Thanks mainly to the efforts of the Inspector General at the Securities and Exchange Commission (SEC), we know that the agency’s staff was nothing less than asleep at the wheel as imbalances and frauds built up in our financial system. Worse, we also know several employees spent a considerable portion of their work day visiting pornographic websites, rather than monitoring the capital markets. The most obscene part, however, is that years after these discoveries have been made, the employees in question have yet to lose their jobs. Yes, some left the agency voluntarily, while others remain on paid administrative leave (sounds like a vacation to me). But none have been fired.
In an extreme instance, dealing with a SEC employee who ignored the warning signs of Bernie Madoff’s Ponzi scheme, both the SEC’s human resources department and an outside legal consultant recommended that the employee in question be terminated. SEC Chair Mary Schapiro’s response? No, as such “would harm the agency’s work.” I’d think having incompetent employees would harm the agency’s work.

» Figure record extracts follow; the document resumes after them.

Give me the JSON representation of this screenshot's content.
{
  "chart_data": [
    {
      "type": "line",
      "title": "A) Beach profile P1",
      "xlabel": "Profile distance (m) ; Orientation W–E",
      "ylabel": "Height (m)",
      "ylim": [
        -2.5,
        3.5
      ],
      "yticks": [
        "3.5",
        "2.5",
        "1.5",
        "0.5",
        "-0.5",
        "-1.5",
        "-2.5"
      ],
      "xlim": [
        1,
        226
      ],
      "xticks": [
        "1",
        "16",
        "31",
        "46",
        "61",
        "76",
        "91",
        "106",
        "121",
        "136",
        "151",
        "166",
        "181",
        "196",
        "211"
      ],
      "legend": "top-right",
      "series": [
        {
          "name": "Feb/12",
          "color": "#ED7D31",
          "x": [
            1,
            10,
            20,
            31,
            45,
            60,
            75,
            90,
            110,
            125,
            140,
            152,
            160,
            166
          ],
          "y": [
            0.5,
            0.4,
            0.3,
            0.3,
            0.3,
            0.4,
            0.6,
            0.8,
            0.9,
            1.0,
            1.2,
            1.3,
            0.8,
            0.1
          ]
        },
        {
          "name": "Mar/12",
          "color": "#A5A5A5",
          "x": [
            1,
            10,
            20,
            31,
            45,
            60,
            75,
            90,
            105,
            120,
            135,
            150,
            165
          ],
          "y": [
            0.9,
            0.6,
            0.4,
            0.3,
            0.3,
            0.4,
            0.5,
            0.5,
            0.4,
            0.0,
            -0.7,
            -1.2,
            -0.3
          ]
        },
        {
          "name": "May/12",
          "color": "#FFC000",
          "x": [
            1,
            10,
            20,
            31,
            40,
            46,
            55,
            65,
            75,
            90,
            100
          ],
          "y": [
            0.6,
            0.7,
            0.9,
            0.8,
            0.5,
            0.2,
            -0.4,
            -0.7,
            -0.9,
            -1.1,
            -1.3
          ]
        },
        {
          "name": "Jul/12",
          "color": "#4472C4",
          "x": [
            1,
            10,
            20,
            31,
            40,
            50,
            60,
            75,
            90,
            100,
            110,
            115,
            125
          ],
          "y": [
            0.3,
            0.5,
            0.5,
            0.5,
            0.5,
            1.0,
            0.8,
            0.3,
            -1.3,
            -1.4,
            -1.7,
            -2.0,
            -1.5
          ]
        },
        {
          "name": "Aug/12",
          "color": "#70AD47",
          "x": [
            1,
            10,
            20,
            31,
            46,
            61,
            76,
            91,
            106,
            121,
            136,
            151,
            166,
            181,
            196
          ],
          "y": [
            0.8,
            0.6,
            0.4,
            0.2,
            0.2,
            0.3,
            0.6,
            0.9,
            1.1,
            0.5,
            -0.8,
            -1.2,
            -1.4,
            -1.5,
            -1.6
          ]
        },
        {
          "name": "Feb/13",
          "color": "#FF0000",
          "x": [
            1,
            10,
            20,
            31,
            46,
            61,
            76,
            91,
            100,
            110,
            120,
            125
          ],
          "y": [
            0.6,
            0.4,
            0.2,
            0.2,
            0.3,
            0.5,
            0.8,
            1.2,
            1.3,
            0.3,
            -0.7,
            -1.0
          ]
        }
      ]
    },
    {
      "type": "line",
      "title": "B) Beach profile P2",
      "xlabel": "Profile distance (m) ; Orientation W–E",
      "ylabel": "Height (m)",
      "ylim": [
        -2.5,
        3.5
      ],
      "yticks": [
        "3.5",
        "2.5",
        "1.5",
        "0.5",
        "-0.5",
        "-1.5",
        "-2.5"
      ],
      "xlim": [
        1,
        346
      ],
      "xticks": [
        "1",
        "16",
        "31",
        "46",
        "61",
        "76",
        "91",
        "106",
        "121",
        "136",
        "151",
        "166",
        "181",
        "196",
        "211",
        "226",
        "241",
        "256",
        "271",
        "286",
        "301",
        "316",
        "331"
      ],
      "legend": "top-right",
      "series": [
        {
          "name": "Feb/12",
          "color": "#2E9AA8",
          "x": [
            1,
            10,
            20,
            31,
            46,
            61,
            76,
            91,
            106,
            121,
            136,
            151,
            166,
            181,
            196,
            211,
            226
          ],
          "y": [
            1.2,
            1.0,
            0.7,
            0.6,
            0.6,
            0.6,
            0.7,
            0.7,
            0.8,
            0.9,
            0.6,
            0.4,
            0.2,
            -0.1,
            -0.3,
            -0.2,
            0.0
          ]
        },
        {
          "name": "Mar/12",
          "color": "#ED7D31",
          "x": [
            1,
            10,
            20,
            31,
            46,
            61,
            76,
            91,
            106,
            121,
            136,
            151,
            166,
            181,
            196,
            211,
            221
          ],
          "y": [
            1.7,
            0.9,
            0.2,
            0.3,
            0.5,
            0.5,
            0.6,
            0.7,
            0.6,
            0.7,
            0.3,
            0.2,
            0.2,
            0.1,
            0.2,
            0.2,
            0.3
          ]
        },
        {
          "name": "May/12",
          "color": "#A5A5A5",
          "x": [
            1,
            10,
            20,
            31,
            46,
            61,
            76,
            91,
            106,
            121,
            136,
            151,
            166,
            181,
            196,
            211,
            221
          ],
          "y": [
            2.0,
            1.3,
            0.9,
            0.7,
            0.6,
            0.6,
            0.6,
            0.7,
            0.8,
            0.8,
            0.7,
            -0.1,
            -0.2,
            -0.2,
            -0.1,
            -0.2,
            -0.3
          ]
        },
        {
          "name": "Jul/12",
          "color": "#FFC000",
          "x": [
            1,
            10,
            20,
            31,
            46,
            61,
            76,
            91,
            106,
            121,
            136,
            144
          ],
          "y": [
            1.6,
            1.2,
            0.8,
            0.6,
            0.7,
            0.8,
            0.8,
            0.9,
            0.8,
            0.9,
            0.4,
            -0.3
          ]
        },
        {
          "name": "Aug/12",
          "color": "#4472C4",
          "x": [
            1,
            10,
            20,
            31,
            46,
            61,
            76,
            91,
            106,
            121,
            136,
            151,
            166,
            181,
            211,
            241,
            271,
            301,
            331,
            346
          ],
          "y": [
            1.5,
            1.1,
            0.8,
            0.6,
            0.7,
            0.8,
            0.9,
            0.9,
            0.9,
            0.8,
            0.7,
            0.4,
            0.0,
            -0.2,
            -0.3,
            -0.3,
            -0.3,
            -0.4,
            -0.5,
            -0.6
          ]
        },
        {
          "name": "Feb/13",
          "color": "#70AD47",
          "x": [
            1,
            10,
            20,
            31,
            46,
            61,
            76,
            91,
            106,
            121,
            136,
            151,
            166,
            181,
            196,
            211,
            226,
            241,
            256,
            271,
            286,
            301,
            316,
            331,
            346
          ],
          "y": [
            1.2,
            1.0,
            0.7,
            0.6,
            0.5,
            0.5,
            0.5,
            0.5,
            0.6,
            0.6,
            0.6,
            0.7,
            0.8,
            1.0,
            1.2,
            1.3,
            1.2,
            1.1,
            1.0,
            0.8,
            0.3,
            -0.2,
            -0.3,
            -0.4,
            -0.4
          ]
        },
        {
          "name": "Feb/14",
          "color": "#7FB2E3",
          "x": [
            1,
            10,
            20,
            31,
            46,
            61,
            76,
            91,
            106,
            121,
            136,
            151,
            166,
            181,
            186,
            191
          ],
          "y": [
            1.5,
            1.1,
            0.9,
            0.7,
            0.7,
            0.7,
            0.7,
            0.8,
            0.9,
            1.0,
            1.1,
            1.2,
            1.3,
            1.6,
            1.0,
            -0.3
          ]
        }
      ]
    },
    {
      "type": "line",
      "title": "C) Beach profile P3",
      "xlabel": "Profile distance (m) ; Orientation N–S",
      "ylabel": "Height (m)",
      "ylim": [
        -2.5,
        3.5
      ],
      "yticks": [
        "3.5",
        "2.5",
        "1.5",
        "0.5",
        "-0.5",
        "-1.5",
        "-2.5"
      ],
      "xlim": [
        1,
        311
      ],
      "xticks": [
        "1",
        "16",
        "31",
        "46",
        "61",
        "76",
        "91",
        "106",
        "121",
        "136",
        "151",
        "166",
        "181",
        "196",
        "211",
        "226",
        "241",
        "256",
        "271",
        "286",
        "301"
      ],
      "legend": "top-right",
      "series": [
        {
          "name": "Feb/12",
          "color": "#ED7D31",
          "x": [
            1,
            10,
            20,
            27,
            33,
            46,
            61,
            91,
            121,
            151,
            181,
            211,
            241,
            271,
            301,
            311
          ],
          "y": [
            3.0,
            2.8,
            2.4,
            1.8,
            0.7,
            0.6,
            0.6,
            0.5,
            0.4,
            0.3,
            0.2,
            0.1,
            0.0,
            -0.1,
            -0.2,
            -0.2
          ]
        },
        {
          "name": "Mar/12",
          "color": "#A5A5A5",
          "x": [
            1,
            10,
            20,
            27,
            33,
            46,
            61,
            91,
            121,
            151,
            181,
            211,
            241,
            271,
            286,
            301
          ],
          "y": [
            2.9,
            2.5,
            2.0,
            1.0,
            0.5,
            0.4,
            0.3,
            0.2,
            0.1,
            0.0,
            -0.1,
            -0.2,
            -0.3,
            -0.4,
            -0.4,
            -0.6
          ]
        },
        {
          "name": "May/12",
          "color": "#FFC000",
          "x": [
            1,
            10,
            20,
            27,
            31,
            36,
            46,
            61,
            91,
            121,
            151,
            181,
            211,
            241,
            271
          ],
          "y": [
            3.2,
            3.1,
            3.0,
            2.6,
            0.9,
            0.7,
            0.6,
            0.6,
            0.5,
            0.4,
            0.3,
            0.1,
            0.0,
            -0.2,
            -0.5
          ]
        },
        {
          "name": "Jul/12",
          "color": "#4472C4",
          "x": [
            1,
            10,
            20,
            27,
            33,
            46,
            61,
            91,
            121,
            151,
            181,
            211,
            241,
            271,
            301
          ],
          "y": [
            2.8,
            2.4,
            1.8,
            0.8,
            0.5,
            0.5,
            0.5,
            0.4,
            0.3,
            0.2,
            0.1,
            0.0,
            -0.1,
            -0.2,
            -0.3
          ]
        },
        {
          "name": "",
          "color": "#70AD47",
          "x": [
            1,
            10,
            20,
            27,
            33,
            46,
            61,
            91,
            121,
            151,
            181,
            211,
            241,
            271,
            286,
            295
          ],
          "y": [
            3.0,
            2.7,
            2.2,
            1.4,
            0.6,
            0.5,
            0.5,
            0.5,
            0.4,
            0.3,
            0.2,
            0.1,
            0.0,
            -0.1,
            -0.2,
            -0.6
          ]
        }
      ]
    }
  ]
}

Sadly, Madoff was not the only fraud ignored by the SEC. Allan Stanford ran a $7 billion Ponzi scheme. His 20,000 clients are still, years later, waiting to see how much they will recover. That delay did not stop the head of the SEC enforcement office in Dallas, which has oversight of Stanford, from leaving the SEC to represent Stanford. After a DOJ investigation, the SEC has reluctantly decided to bar said lawyer from appearing before the agency for a whole six months. So, apparently it’s not just current SEC employees that get a pass, but also former employees as well.
Were these just isolated incidents one might be tempted to overlook them. Even the viewing of pornography by SEC employees was more widespread than commonly believed. Between the years of 2005 and 2010, as the worst of the housing bubble was building, 33 SEC employees or contractors were found to have viewed pornography using taxpayer funded laptops and office computers. Many of these were highly paid employees. Seventeen of 33 made between $100,000 and $220,000 annually. A Senior Counsel (lawyer) in the SEC’s Enforcement Division was found with 775 pornographic images on his government computer. And contrary to the stereotypes, it wasn’t all men.
A female accountant received nearly 1,800 access denials for pornographic websites using her SEC laptop in only a two‐week period and had nearly 600 pornographic images on her laptop. Perhaps worst of all was a DC‐based attorney, who admitted accessing pornography and downloading images to his SEC computer during work hours so often that he sometimes spent eight hours a day accessing pornography. He downloaded so much to his government computer that he filled the hard drive and needed to move images to CDs or DVDs that he accumulated in boxes in his office. And yes, all while getting a six figure paycheck from the taxpayer.
In the private sector any of these actions would be grounds for dismissal. One would be fired on the spot, with security escorting you from the building. In fact, a private sector employer wouldn’t even have the option of deciding if your benefits to the company were worth the time wasted on Internet porn. Such activity would generally be interpreted as creating a hostile work environment; with the result that any company that didn’t fire the employee in question would expose itself to litigation by other employees.
The government “solves” the problem of hostile work environment by letting the accused employee stay at home on indefinite paid level. So yes the agency’s other employees are spared the harassment, but at great expense to the taxpayer. In addition, a federal employee is “entitled” to at least 30 days written notice of any effort to terminate said employee. On top of that the employee gets another seven days minimum to submit documents and evidence in support of keeping their job. I am all in favor of appropriate due process, but the current procedures for firing incompetent federal employees allow the process to drag out indefinitely with one required bureaucratic obstacle after another. Having spent a year managing a federal office, where we did attempt to terminate at least one employee who regularly missed work, I can say you almost have to hire someone whose sole job is to do the firing.
This is just another example, in a long list, of why relying on the relatively weak incentives of government regulatory oversight is inferior to relying on the strong incentives contained in market participants having their own wealth on the line. But then for such incentives to be effective, we need to end bailouts and have real market discipline. Sadly we are currently stuck in the worst of both worlds: incompetent and unaccountable regulators coupled with a neutering of market discipline by these very same regulators. If we continue along this path we will guarantee another financial crisis and future self‐enrichment by government bureaucrats.